At some point in this catalogue of failure someone at the Palace seems to have persuaded the Queen to be more adventurous because who should pop up in 2000 to have a go but Lucian Freud, the Mr Dissolution of British painting? Freud was a brave choice. But also a disastrous one. His tiny portrait, not much bigger than one of Her Majesty’s postage stamps, makes her look like an old lady from a care home who has sneaked into Woolies and nicked a plastic crown. (The Sunday Times was not granted permission from the Royal Collection Trust to reproduce the picture.)
The one British artist who might have risen to the task of producing a portrait of the Queen that added something meaningful to the royal picture parade — David Hockney — has refused the challenge. Asked about it at the last jubilee, in 2012, he said he didn’t have the time and, besides, “I generally only paint people I know”. Thus Elizabeth II’s platinum reign has produced no painted portrait that can be pointed to as a great royal image.

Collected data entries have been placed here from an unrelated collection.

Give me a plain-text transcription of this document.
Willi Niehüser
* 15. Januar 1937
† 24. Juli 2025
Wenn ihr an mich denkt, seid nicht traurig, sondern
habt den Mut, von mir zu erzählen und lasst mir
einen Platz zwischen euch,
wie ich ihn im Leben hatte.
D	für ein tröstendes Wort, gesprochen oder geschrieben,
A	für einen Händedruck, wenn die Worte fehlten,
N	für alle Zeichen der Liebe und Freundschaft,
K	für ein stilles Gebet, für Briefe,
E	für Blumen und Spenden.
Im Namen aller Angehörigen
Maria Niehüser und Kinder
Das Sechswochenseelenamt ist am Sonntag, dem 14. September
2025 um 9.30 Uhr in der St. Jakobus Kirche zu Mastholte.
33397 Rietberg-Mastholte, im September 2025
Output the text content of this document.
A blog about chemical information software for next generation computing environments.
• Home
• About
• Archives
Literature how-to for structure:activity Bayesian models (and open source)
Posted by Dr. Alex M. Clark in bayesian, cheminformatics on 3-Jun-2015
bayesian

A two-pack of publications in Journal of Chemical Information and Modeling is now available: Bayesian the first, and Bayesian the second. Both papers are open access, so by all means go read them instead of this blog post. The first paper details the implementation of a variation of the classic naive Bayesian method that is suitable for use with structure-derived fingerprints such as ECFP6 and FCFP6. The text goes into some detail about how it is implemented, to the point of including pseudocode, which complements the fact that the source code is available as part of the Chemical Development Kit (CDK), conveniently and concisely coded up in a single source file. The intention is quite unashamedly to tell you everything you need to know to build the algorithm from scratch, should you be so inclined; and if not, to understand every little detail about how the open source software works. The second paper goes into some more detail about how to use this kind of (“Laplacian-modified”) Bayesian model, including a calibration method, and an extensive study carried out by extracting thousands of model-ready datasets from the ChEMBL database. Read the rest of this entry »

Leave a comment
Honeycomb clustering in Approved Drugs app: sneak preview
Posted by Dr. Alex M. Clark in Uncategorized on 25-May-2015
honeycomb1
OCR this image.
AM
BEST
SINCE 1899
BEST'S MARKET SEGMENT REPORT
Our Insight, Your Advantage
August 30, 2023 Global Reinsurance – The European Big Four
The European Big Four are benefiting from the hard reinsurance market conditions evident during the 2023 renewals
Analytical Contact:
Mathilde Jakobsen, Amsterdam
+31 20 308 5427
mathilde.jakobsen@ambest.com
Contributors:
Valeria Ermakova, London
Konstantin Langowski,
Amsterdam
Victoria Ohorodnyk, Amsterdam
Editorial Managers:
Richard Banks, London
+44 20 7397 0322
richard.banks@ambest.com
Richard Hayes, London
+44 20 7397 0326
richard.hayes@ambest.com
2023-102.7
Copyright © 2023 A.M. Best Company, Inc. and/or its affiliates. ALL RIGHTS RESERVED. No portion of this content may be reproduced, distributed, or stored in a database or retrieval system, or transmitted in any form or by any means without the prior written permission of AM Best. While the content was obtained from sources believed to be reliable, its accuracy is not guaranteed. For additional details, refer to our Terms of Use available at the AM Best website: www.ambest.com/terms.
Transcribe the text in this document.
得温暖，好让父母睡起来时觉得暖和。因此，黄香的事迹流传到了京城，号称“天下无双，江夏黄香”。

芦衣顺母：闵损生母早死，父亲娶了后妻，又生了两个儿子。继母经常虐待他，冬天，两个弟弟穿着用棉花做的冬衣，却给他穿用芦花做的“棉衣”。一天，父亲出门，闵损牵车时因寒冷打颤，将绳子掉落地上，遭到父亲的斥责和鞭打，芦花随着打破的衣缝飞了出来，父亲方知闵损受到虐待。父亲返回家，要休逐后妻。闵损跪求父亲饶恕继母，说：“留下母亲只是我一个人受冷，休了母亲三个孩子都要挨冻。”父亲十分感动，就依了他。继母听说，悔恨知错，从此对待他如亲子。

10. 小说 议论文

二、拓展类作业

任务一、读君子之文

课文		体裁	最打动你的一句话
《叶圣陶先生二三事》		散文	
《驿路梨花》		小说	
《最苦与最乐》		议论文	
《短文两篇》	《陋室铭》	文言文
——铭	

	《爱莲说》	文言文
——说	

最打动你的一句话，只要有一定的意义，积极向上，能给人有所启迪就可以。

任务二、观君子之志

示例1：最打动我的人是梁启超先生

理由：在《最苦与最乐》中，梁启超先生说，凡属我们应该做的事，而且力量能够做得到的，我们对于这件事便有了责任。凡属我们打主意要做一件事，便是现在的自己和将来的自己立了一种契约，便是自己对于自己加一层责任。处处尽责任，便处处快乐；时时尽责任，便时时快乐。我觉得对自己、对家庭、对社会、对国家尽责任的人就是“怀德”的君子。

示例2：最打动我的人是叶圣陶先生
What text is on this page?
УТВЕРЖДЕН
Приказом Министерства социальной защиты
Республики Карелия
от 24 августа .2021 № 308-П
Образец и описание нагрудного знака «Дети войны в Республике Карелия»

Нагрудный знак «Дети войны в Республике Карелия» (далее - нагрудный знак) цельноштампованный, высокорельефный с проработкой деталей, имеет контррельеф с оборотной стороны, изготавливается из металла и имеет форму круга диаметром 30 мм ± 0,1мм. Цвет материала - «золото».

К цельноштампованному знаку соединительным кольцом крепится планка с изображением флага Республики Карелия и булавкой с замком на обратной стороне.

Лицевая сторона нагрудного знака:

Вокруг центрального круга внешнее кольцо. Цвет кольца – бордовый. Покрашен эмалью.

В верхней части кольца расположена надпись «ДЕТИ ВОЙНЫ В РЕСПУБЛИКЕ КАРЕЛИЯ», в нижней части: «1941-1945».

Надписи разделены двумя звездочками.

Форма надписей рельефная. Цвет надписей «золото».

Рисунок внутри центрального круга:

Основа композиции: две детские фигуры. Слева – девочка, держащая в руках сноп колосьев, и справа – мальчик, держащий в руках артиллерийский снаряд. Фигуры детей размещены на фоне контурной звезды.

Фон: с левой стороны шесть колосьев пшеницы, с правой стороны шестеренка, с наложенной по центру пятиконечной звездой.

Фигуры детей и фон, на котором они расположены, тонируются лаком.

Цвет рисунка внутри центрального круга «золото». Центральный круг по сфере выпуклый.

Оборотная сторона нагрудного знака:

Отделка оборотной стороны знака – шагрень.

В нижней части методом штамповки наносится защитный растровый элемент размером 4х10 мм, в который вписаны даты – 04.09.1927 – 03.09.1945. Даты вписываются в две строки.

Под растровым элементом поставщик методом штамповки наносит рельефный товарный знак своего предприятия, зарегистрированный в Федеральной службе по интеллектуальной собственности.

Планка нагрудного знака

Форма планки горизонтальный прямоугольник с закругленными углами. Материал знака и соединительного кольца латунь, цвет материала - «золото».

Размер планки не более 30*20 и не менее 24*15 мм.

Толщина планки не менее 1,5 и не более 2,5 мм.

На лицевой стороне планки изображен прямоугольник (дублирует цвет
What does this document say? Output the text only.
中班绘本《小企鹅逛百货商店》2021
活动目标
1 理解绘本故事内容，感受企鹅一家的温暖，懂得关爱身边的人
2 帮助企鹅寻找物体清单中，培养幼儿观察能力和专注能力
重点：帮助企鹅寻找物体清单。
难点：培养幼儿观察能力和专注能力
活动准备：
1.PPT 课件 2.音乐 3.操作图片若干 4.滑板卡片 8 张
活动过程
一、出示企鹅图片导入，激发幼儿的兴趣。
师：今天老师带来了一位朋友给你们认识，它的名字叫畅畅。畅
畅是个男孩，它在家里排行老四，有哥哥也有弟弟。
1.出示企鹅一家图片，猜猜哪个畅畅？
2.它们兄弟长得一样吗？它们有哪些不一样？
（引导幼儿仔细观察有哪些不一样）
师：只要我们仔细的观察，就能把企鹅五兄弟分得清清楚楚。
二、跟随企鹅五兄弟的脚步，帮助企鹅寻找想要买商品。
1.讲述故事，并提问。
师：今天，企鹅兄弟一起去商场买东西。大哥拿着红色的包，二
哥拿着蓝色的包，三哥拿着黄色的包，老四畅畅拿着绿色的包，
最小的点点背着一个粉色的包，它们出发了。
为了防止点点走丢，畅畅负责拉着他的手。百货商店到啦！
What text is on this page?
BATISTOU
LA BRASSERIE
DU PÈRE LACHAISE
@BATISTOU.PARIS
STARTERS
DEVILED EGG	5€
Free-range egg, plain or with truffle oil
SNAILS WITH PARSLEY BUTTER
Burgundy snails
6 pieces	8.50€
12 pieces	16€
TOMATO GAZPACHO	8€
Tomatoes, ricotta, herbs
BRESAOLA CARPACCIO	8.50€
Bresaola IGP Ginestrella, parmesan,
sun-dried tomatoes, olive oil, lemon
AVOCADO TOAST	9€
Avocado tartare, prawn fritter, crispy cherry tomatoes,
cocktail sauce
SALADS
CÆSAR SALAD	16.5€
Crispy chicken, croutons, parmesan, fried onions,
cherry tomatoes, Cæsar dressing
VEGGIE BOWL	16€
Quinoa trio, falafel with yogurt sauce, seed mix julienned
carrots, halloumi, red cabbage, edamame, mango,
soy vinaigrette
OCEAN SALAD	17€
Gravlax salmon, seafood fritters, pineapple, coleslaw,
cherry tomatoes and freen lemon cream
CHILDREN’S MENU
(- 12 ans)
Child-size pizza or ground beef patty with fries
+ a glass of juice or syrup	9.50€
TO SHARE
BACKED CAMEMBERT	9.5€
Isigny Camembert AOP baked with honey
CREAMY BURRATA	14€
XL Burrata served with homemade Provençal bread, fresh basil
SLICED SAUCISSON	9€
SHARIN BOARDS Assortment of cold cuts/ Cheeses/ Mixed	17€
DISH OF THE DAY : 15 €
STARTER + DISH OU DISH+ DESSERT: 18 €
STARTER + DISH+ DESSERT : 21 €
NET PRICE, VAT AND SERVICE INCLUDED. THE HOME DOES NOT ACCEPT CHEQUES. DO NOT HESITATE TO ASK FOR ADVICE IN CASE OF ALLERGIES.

The photography of her early years is packed with achievement. The paintings that follow are relentlessly disappointing.
What happened, I think, is that the confidence and charisma of the princess years were brushed aside by a Palace strategy that demanded a more humble, less privileged royal portraiture. In an effort to ingratiate themselves with the Joneses, the Windsors began to downplay their aristocracy.
Thus the royal image shifted from one that might decorate the title page of Debrett’s to one that could go on the front of a Saturday section. Indeed, one of the few genuinely endearing likenesses of Elizabeth II from her later years is Peter Blake’s Diamond Jubilee one, commissioned especially for the cover of the Radio Times.
In it, she wears the same sparkling diadem that she wears on our stamps. Around her neck hangs a cluster of serious white bling, which goes with her white dress and her snowy white hair. The blue of her garter sash seems to rhyme with her eyes. The ones I remember.
What makes the portrait, though, is the beautiful smile that lights up her face. It has obviously been sourced from a photograph. But the artist has enlarged it into something touching. That’s what paint can do.